Sarah Seraphin, special collections librarian at La Salle University, gently displays an illustrated prayer book.

One of the Philadelphia region’s greatest collections of historic biblical and religious material dating from the birth of printing and even earlier is housed in the Connelly Library at La Salle University.

Among the treasures of the Susan Dunleavy Collection of Biblical Literature is the extremely rare Myles Coverdale Bible (1525), the first full Bible with Old and New Testament printed in the English Language. A selection of these holdings, including some that illustrate the Annunciation and Nativity, are currently on display in the library’s main reading room.

The Dunleavy Collection traces back to the 1970s when La Salle’s president, Christian Brother Daniel Burke, initiated a collection of illustrated bibles for the university’s just-forming museum.

Funding for the collection was provided by Francis J. Dunleavy, president of International Telephone and Telegraph, and the collection was named in memory of his daughter, Susan, who had died in a tragic accident the previous year. The Dunleavy collection continues to grow through an endowment established by the benefactor and recent acquisitions include a 17th-century French devotional and a Latin breviary published in Rome in the 17thcentury.

The collection does have special significance for the study of religion and religious art, but in a wider sense it is equally important for the study of history and the transmission of the written and printed word, especially in the English language, a specialty of the collection. For this reason it was ultimately transferred to the library.

Nevertheless, the collection does include an element of art, for example the very fine engravings in old bibles. It is that artistic basis that is at the center of the current exhibit.

“There are a lot of teaching opportunities for this collection,” said Sarah Seraphin, La Salle’s Special Collections librarian. “The great thing about the collection is most of it is in really good condition.”

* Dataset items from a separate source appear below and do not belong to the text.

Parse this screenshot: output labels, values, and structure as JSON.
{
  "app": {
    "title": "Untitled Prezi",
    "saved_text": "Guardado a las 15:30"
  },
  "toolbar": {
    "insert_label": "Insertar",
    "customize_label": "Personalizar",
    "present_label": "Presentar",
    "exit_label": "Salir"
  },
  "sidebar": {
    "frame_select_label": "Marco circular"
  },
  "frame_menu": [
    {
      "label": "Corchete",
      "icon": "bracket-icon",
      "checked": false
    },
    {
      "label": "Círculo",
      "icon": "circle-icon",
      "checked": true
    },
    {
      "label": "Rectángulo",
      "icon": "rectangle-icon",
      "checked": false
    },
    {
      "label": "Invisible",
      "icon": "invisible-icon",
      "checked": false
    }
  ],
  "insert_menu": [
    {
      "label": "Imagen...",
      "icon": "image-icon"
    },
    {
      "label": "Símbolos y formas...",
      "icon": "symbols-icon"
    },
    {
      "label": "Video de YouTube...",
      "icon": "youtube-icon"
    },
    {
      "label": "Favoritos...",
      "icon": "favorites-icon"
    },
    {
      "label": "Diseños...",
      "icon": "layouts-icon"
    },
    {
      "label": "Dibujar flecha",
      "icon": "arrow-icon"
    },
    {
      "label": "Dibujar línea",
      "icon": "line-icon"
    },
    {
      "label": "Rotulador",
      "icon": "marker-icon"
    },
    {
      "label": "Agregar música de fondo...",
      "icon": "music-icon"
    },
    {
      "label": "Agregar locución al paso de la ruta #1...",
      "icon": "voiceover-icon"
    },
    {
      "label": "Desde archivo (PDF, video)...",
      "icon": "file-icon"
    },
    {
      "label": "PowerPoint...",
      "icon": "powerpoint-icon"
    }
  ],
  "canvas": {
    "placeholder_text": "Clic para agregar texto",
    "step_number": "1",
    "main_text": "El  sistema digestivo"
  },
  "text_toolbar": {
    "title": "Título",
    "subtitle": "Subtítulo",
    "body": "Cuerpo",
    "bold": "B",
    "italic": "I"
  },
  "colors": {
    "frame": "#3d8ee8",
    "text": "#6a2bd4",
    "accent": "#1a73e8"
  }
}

While most of the collection traces back to the dawn of movable type, there are also older hand-inscribed manuscripts, for example an especially fine illuminated Book of Hours executed in Paris around 1475.

There is a printed Catholic Latin Vulgate from 1525, and rare English language first editions including the Geneva Bible from 1560, King James bibles from 1611 and 1613, and a first edition of the Catholic Douay-Reims.

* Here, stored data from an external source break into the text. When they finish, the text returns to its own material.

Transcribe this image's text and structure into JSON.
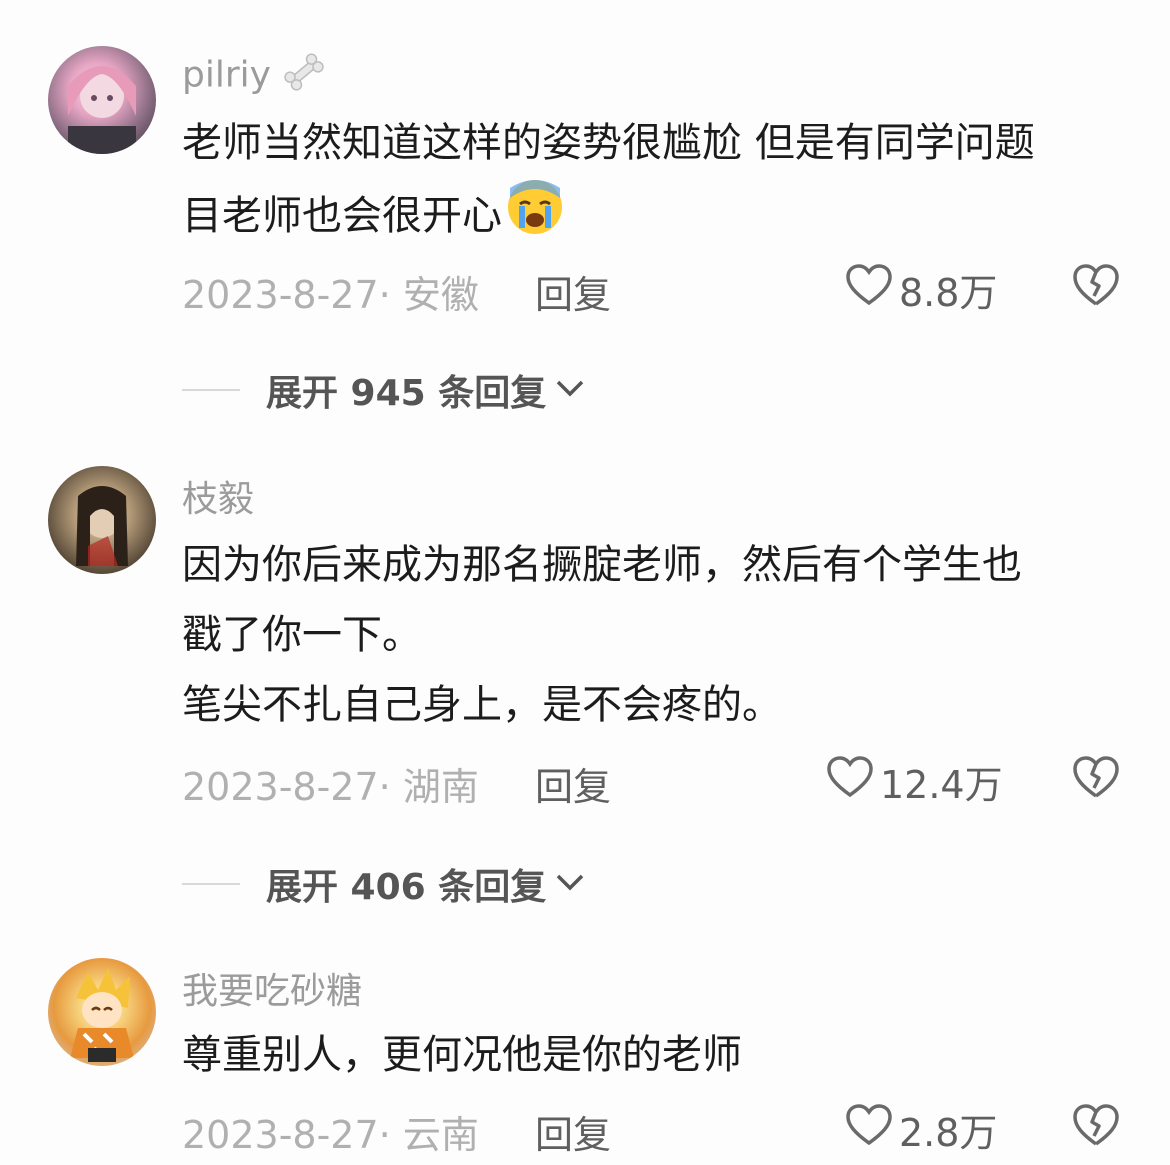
{
  "comments": [
    {
      "username": "pilriy",
      "username_icon": "bone-icon",
      "lines": [
        "老师当然知道这样的姿势很尴尬 但是有同学问题",
        "目老师也会很开心"
      ],
      "emoji": "crying-face-emoji",
      "meta": "2023-8-27· 安徽",
      "reply_label": "回复",
      "likes": "8.8万",
      "expand_label": "展开 945 条回复"
    },
    {
      "username": "枝毅",
      "lines": [
        "因为你后来成为那名撅腚老师，然后有个学生也",
        "戳了你一下。",
        "笔尖不扎自己身上，是不会疼的。"
      ],
      "meta": "2023-8-27· 湖南",
      "reply_label": "回复",
      "likes": "12.4万",
      "expand_label": "展开 406 条回复"
    },
    {
      "username": "我要吃砂糖",
      "lines": [
        "尊重别人，更何况他是你的老师"
      ],
      "meta": "2023-8-27· 云南",
      "reply_label": "回复",
      "likes": "2.8万"
    }
  ]
}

Most of the 202 early printed bibles are from Europe and the majority of those printed in English are Protestant because by then most English-speaking people were Protestant. In addition to the complete bibles there are hundreds of other items in English, Latin and other languages.

Many of the antique bibles are massive in size, because they were designed to permanently rest on the pulpit, and at times chained to it; not to keep people from reading them but because they were very valuable and difficult to replace.

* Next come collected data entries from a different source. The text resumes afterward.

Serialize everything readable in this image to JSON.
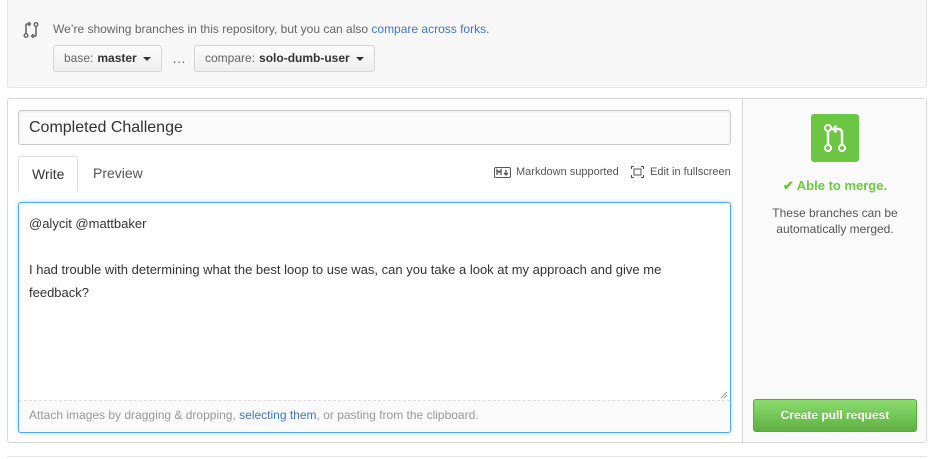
{
  "compare": {
    "note_prefix": "We’re showing branches in this repository, but you can also ",
    "note_link": "compare across forks",
    "note_suffix": ".",
    "base_prefix": "base:",
    "base_branch": "master",
    "separator": "…",
    "compare_prefix": "compare:",
    "compare_branch": "solo-dumb-user"
  },
  "form": {
    "title_value": "Completed Challenge",
    "tabs": [
      {
        "label": "Write",
        "active": true
      },
      {
        "label": "Preview",
        "active": false
      }
    ],
    "markdown_label": "Markdown supported",
    "fullscreen_label": "Edit in fullscreen",
    "body_text": "@alycit @mattbaker\n\nI had trouble with determining what the best loop to use was, can you take a look at my approach and give me feedback?",
    "attach_prefix": "Attach images by dragging & dropping, ",
    "attach_link": "selecting them",
    "attach_suffix": ", or pasting from the clipboard."
  },
  "sidebar": {
    "merge_status": "Able to merge.",
    "merge_description": "These branches can be automatically merged.",
    "create_button": "Create pull request"
  },
  "colors": {
    "accent_blue": "#4078c0",
    "merge_green": "#6cc644",
    "button_green": "#60b044",
    "focus_blue": "#51a7e8"
  },
  "icons": {
    "compare": "git-compare-icon",
    "caret": "caret-down-icon",
    "markdown": "markdown-icon",
    "fullscreen": "fullscreen-icon",
    "merge": "git-pull-request-icon",
    "check": "check-icon",
    "resize": "resize-handle-icon"
  }
}
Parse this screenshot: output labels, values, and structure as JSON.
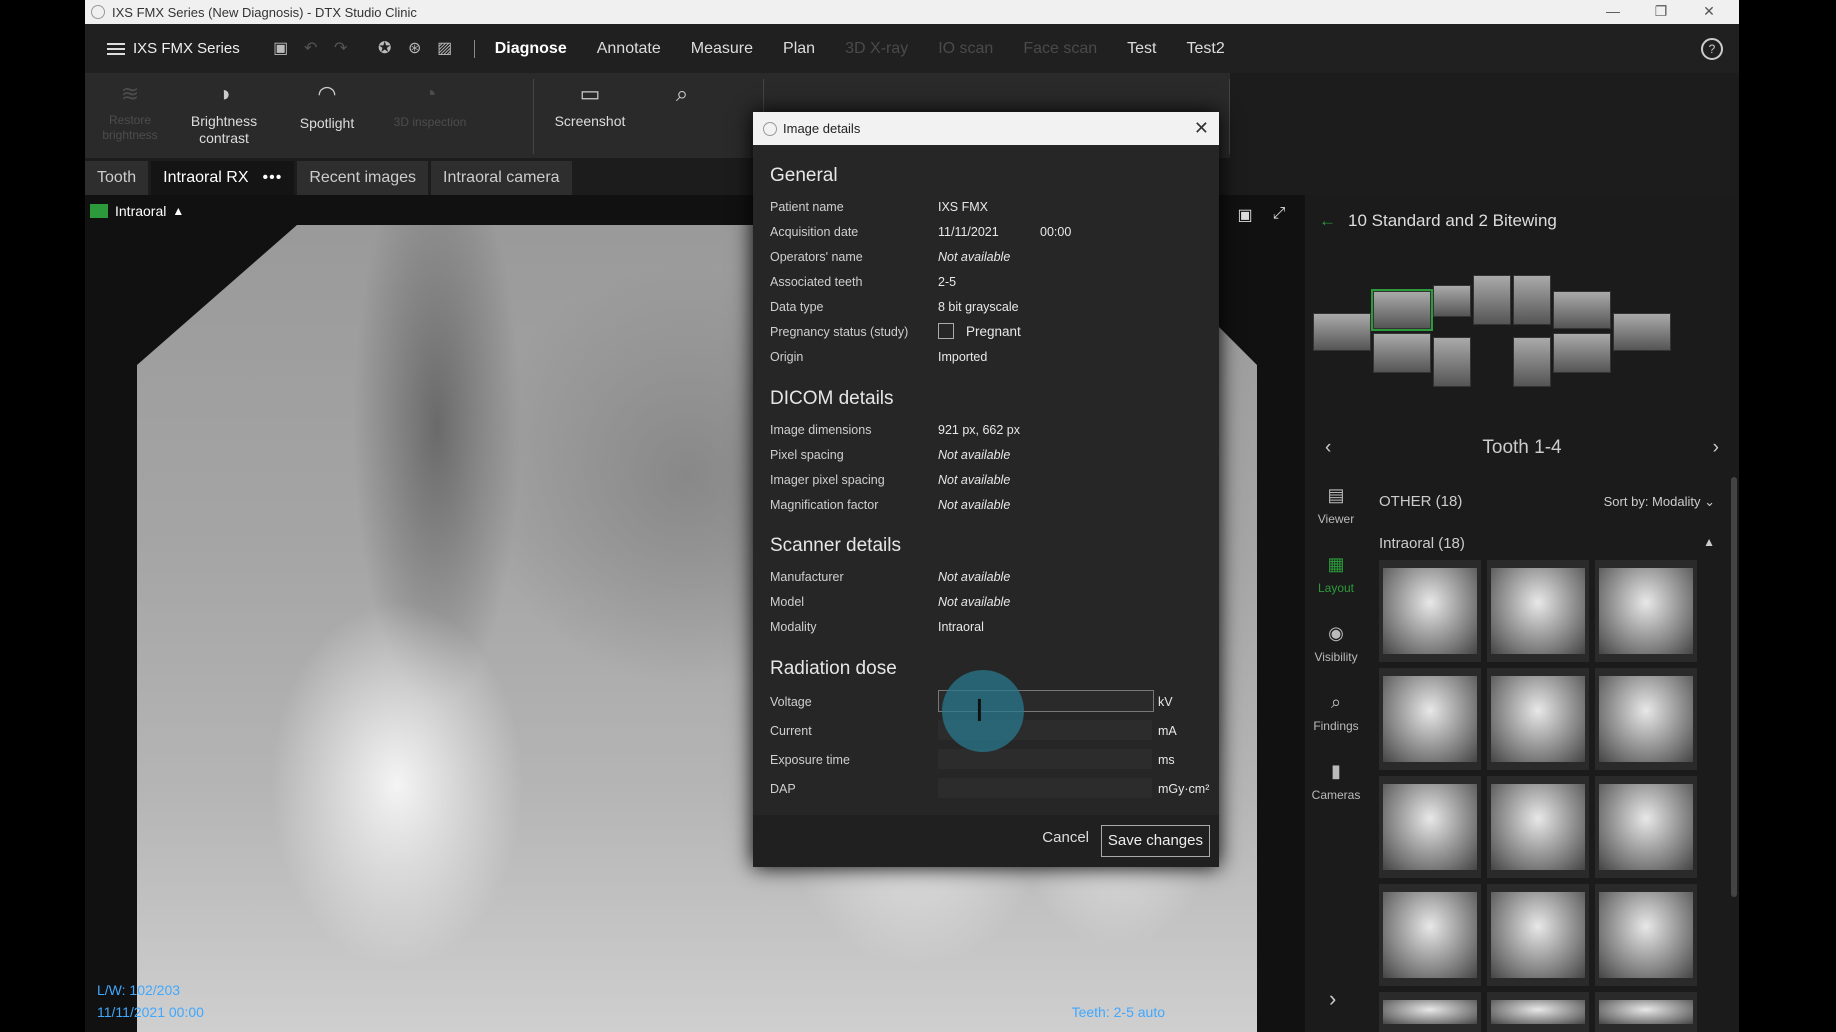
{
  "window": {
    "title": "IXS FMX Series (New Diagnosis) - DTX Studio Clinic"
  },
  "topbar": {
    "menu_label": "IXS FMX Series",
    "tabs": [
      {
        "label": "Diagnose",
        "state": "active"
      },
      {
        "label": "Annotate",
        "state": "normal"
      },
      {
        "label": "Measure",
        "state": "normal"
      },
      {
        "label": "Plan",
        "state": "normal"
      },
      {
        "label": "3D X-ray",
        "state": "disabled"
      },
      {
        "label": "IO scan",
        "state": "disabled"
      },
      {
        "label": "Face scan",
        "state": "disabled"
      },
      {
        "label": "Test",
        "state": "normal"
      },
      {
        "label": "Test2",
        "state": "normal"
      }
    ]
  },
  "ribbon": {
    "tools": [
      {
        "label": "Restore\nbrightness",
        "icon": "layers-icon",
        "state": "disabled"
      },
      {
        "label": "Brightness\ncontrast",
        "icon": "contrast-icon",
        "state": "normal"
      },
      {
        "label": "Spotlight",
        "icon": "spotlight-icon",
        "state": "normal"
      },
      {
        "label": "3D inspection",
        "icon": "inspection-icon",
        "state": "disabled"
      },
      {
        "label": "Screenshot",
        "icon": "screenshot-icon",
        "state": "normal"
      },
      {
        "label": "",
        "icon": "zoom-icon",
        "state": "normal"
      }
    ]
  },
  "view_tabs": [
    "Tooth",
    "Intraoral RX",
    "Recent images",
    "Intraoral camera"
  ],
  "viewer": {
    "label": "Intraoral",
    "lw": "L/W: 102/203",
    "datetime": "11/11/2021 00:00",
    "teeth": "Teeth: 2-5 auto"
  },
  "right_panel": {
    "template_title": "10 Standard and 2 Bitewing",
    "tooth_title": "Tooth 1-4",
    "other_label": "OTHER (18)",
    "sort_label": "Sort by: Modality",
    "group_label": "Intraoral (18)",
    "side_tools": [
      "Viewer",
      "Layout",
      "Visibility",
      "Findings",
      "Cameras"
    ]
  },
  "dialog": {
    "title": "Image details",
    "general": {
      "heading": "General",
      "patient_name_label": "Patient name",
      "patient_name": "IXS FMX",
      "acq_label": "Acquisition date",
      "acq_date": "11/11/2021",
      "acq_time": "00:00",
      "operator_label": "Operators' name",
      "operator": "Not available",
      "teeth_label": "Associated teeth",
      "teeth": "2-5",
      "datatype_label": "Data type",
      "datatype": "8 bit grayscale",
      "pregnancy_label": "Pregnancy status (study)",
      "pregnant_label": "Pregnant",
      "origin_label": "Origin",
      "origin": "Imported"
    },
    "dicom": {
      "heading": "DICOM details",
      "dims_label": "Image dimensions",
      "dims": "921 px, 662 px",
      "pixel_label": "Pixel spacing",
      "pixel": "Not available",
      "imager_label": "Imager pixel spacing",
      "imager": "Not available",
      "mag_label": "Magnification factor",
      "mag": "Not available"
    },
    "scanner": {
      "heading": "Scanner details",
      "manu_label": "Manufacturer",
      "manu": "Not available",
      "model_label": "Model",
      "model": "Not available",
      "modality_label": "Modality",
      "modality": "Intraoral"
    },
    "radiation": {
      "heading": "Radiation dose",
      "voltage_label": "Voltage",
      "voltage_unit": "kV",
      "current_label": "Current",
      "current_unit": "mA",
      "exposure_label": "Exposure time",
      "exposure_unit": "ms",
      "dap_label": "DAP",
      "dap_unit": "mGy·cm²"
    },
    "cancel_label": "Cancel",
    "save_label": "Save changes"
  }
}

It is interesting to note that this very ecumenical collection is held by a Catholic university, considering Catholics and Protestants were not then especially Christian in their attitudes toward one another during the Reformation and Counter-Reformation era when so many of these bibles were printed.

From a Protestant perspective this is underscored in John Foxe’s Book of Martyrs, a first edition (1563) that is held in the Dunleavy Collection.

Consider poor John Wycliffe, a Protestant to whom is attributed the compilation of the first English-language Bible before the advent of the printing press. Although La Salle does not have an original Wycliffe manuscript version it does have a 1731 printed New Testament section of it.

Wycliffe was already dead during the brief reign of Queen Mary (1553-58) when Catholicism was temporarily restored in England. He was posthumously tried for heresy with the penalty death by burning at the stake. Since he was already dead, Foxe recorded, his bones were dug up and burned.

On the Catholic side, the Dunleavy Collection includes a Book of Psalms used by St. John Fisher who was martyred during the reign of King Henry XVIII.

Effort is being made, a brochure with the exhibit explains, “to develop materials for the history of English translations of the Bible and the live controversies that often figure in that history before the present period of ecumenical agreement  about the text and meaning of the Scripture. Moreover we have attempted to demonstrate the reverence and love of Christians and Jews for God’s word, in beautifully printed editions which have appeared over the last five centuries.”


The current Dunleavy Exhibit at La Salle’s Connelly Library is part of an ongoing series titled “Devotion: An Iconography of the Life of Christ” and will run through Jan. 10, 2014. A second exhibit on the Last Supper through the Ascension will run Jan. 13-May 30, 2014.


Lou Baldwin is a freelance writer in Philadelphia.

Sarah Seraphin, Special Collections librarian at La Salle University, stands by a case in the Susan Dunleavy Collection of Biblical Literature at La Salle’s Connolly Library.